Anthony Noto has had a star-studded corporate career.
He has been the chief operating officer of Twitter, the co-head of telecommunications, media and technology investment banking at Goldman Sachs and the executive vice president and chief financial officer of the National Football League. And currently, he is the chief executive officer at the online personal finance company SoFi, short for Social Finance.
When it first started, SoFi was focused on refinancing student loans for millennials. Since then, the company, which currently has more than 1,300 employees, has started offering personal and mortgage loans, mortgage refinances, wealth management services and debit payments and money transfers. It has funded more than $30 billion in loans so far. The company declines to share revenues and profit.
Though SoFi does not have any branches, the online bank does have an "in real life" presence, however, in the form of live events for its more than 500,000 members across the country, cooking classes to yoga.
Noto, 50, shared his three best pieces of professional advice for young people with CNBC Make It.
"I think it's really important to understand how you can impact the company, and three things that I have emphasized to my teams and I have found to be valuable in a corporate setting" are as follows, says Noto.
"Organizations have things that fall between the cracks and people that run after problems instead of saying 'It's not my problem' generally have an impact on the company," Noto tells CNBC Make It.

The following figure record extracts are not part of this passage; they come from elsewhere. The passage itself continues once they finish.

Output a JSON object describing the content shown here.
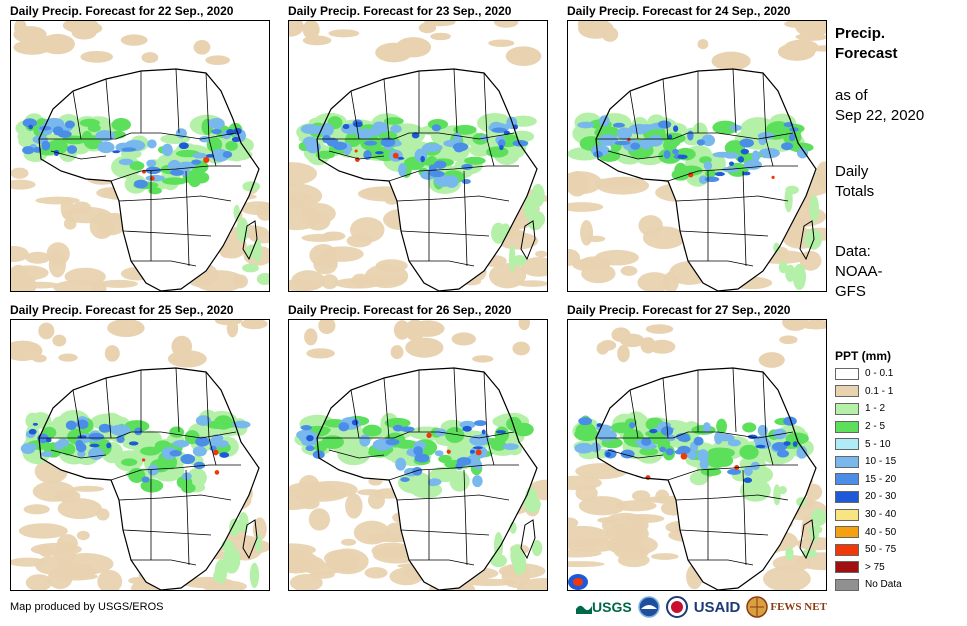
{
  "panels": [
    {
      "title": "Daily Precip. Forecast for 22  Sep., 2020",
      "intensity": 1.0
    },
    {
      "title": "Daily Precip. Forecast for 23  Sep., 2020",
      "intensity": 1.1
    },
    {
      "title": "Daily Precip. Forecast for 24  Sep., 2020",
      "intensity": 1.0
    },
    {
      "title": "Daily Precip. Forecast for 25  Sep., 2020",
      "intensity": 0.95
    },
    {
      "title": "Daily Precip. Forecast for 26  Sep., 2020",
      "intensity": 0.9
    },
    {
      "title": "Daily Precip. Forecast for 27  Sep., 2020",
      "intensity": 1.05
    }
  ],
  "sidebar": {
    "title_line1": "Precip.",
    "title_line2": "Forecast",
    "asof_line1": "as of",
    "asof_line2": "Sep 22, 2020",
    "totals_line1": "Daily",
    "totals_line2": "Totals",
    "data_line1": "Data:",
    "data_line2": "NOAA-",
    "data_line3": "GFS"
  },
  "legend": {
    "title": "PPT (mm)",
    "items": [
      {
        "label": "0 - 0.1",
        "color": "#ffffff"
      },
      {
        "label": "0.1 - 1",
        "color": "#e8d2b0"
      },
      {
        "label": "1 - 2",
        "color": "#b4f0a8"
      },
      {
        "label": "2 - 5",
        "color": "#5ce05c"
      },
      {
        "label": "5 - 10",
        "color": "#b0ecf8"
      },
      {
        "label": "10 - 15",
        "color": "#78b8ec"
      },
      {
        "label": "15 - 20",
        "color": "#4a8ee8"
      },
      {
        "label": "20 - 30",
        "color": "#1e5ad8"
      },
      {
        "label": "30 - 40",
        "color": "#f8e480"
      },
      {
        "label": "40 - 50",
        "color": "#f4a010"
      },
      {
        "label": "50 - 75",
        "color": "#f03808"
      },
      {
        "label": "> 75",
        "color": "#a01010"
      },
      {
        "label": "No Data",
        "color": "#909090"
      }
    ]
  },
  "footer": {
    "credit": "Map produced by USGS/EROS",
    "logos": {
      "usgs": "USGS",
      "usaid": "USAID",
      "fews": "FEWS NET"
    }
  }
}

"It's hard enough to make good decisions without having all the information, so keep an open mind, gather all the data and all the perspectives ... be a truth seeker so that you can make the best decisions," Noto says.
"Make your footprint bigger than your foot. There are great athletic examples of people like [NBA star] Steph Curry that can make the other players on the court better than they otherwise would be. That same opportunity exists at a company: How can you be selfless to elevate the play of your entire team so that your footprint is bigger than your foot?" Noto says.
Noto, who received his MBA from The Wharton School and his undergraduate degree from West Point military academy, took the helm at SoFi in February not long after its co-founder and former CEO Mike Cagney and other executives were accused of sexism and harassment.
In a note to staff in September announcing he would step down, Cagney said, "the combination of HR-related litigation and negative press have become a distraction from the company's core mission." A spokesperson from SoFi declined to comment on Cagney's departure. A SoFi spokesperson pointed CNBC Make to a December blog post emphasizing the company's commitment to improving the company culture.